好ましいスラリーの具体例として、下記組成を有するものが挙げられる。尚、好ましいスラリーは下記成分以外に水を含み、全成分の合計含有量は100質量%である。
・活性炭(粉体):1〜3質量%
・ポリエチレンオキサイド(増粘剤):0.05〜1質量%
・ポリビニルアルコール(接着剤):0.3〜2質量%
以上、本発明の模様紙の製造方法について説明したが、本発明は、前述した実施態様に制限されず適宜変更可能である。本発明の実施に用いる湿式抄紙機の構成は、図2に示す湿式抄紙機10に限定されず、サクションボックスやプレスロールの設置数等は適宜変更可能である。また、湿式抄紙機10は単層型円網抄紙機であったが、本発明の実施にあたっては長網抄紙機等の他の抄紙機を用いることもできる。
1,1A,1B 模様紙
2 粉体含有層
2A,2B 模様構成要素(粉体付与部)
3 湿紙
4 模様付け湿紙
5 スラリー
10 湿式抄紙機
10A 紙料調整パート
10B フォーミングパート(湿紙形成パート及び湿紙搬送パート)
10C ドライパート
11 調製装置
12 抄紙網(円網)
13 搬送ベルト
130 スラリー保持部
14 無端フェルト
15 ヤンキードライヤーローラー
16 タッチローラー
17 ドクターブレード
18 プレスローラー
19 サクションボックス
20 スプレー(スラリー供給手段)
21 塗工ローラー(スラリー供給手段)
22 スラリー貯留槽
23 プレスローラー

Claims (4)

  1. 紙面に粉体が所定のパターンで分布して模様を形成している模様紙の製造方法であって、
    繊維原料を湿式抄紙して得られた湿紙に対して、前記粉体を付与することで模様付けを行う模様付け工程を有し、
    前記模様付け工程は、前記湿紙を搬送ベルトに載せ、該搬送ベルトに前記粉体を含むスラリーを供給してスラリー保持部を形成するスラリー保持工程と、
    前記スラリー保持部を前記湿紙側に押圧して、該スラリー保持部に存するスラリーを前記湿紙に転移させるスラリー転移工程とを有する、模様紙の製造方法。
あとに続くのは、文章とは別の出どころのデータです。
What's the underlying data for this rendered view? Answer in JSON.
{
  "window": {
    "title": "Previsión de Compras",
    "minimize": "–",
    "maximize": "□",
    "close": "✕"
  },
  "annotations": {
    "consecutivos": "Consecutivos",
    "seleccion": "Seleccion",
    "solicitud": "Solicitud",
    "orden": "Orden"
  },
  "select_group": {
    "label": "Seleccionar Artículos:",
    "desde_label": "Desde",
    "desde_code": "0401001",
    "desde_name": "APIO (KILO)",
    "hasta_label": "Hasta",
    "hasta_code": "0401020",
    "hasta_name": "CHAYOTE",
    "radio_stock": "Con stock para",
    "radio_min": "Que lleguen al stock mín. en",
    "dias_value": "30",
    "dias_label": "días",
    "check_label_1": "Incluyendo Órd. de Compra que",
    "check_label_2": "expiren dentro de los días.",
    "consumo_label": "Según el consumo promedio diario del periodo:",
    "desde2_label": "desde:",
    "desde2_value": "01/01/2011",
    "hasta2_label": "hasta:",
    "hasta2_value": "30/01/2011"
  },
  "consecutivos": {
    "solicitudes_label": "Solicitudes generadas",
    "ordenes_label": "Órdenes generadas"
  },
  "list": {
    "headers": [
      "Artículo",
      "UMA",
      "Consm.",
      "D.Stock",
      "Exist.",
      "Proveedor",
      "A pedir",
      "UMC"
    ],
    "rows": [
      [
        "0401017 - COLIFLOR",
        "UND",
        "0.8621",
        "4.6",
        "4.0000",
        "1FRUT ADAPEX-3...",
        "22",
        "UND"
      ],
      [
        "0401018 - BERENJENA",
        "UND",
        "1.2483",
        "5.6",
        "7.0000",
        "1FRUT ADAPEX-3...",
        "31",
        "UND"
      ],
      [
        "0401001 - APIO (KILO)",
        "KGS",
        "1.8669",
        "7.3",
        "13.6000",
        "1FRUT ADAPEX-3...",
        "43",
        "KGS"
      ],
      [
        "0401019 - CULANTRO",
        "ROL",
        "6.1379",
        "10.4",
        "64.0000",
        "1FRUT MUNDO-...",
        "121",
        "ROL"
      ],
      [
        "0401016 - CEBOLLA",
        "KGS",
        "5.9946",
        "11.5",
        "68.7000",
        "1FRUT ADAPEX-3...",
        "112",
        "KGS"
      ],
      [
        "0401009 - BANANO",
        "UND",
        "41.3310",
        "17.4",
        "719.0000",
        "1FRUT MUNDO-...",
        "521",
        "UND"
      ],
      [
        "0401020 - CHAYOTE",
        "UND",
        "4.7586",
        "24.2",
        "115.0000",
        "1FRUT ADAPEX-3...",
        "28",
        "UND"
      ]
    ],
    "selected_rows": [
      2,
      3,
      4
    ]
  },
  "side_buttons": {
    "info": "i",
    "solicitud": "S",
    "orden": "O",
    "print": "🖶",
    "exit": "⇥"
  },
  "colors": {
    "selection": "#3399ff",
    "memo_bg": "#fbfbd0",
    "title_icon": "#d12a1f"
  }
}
  2. 前記スラリーは、水又は溶媒と、界面活性剤、カチオン性凝集剤、アニオン性凝集剤、増粘剤及び接着剤からなる群から選択される1種以上の添加剤とを含有する請求項1に記載の模様紙の製造方法。
  3. 前記スラリーの前記搬送ベルトへの供給方法は、スプレーによって該スラリーを該搬送ベルトに噴霧する方法、又は、塗工ローラーによって該スラリーを該搬送ベルトに塗工する方法である請求項1又は2に記載の模様紙の製造方法。
  4. 前記模様付け工程後に、前記湿紙の乾燥工程及びクレープ付与工程を有する請求項1〜3の何れか1項に記載の模様紙の製造方法。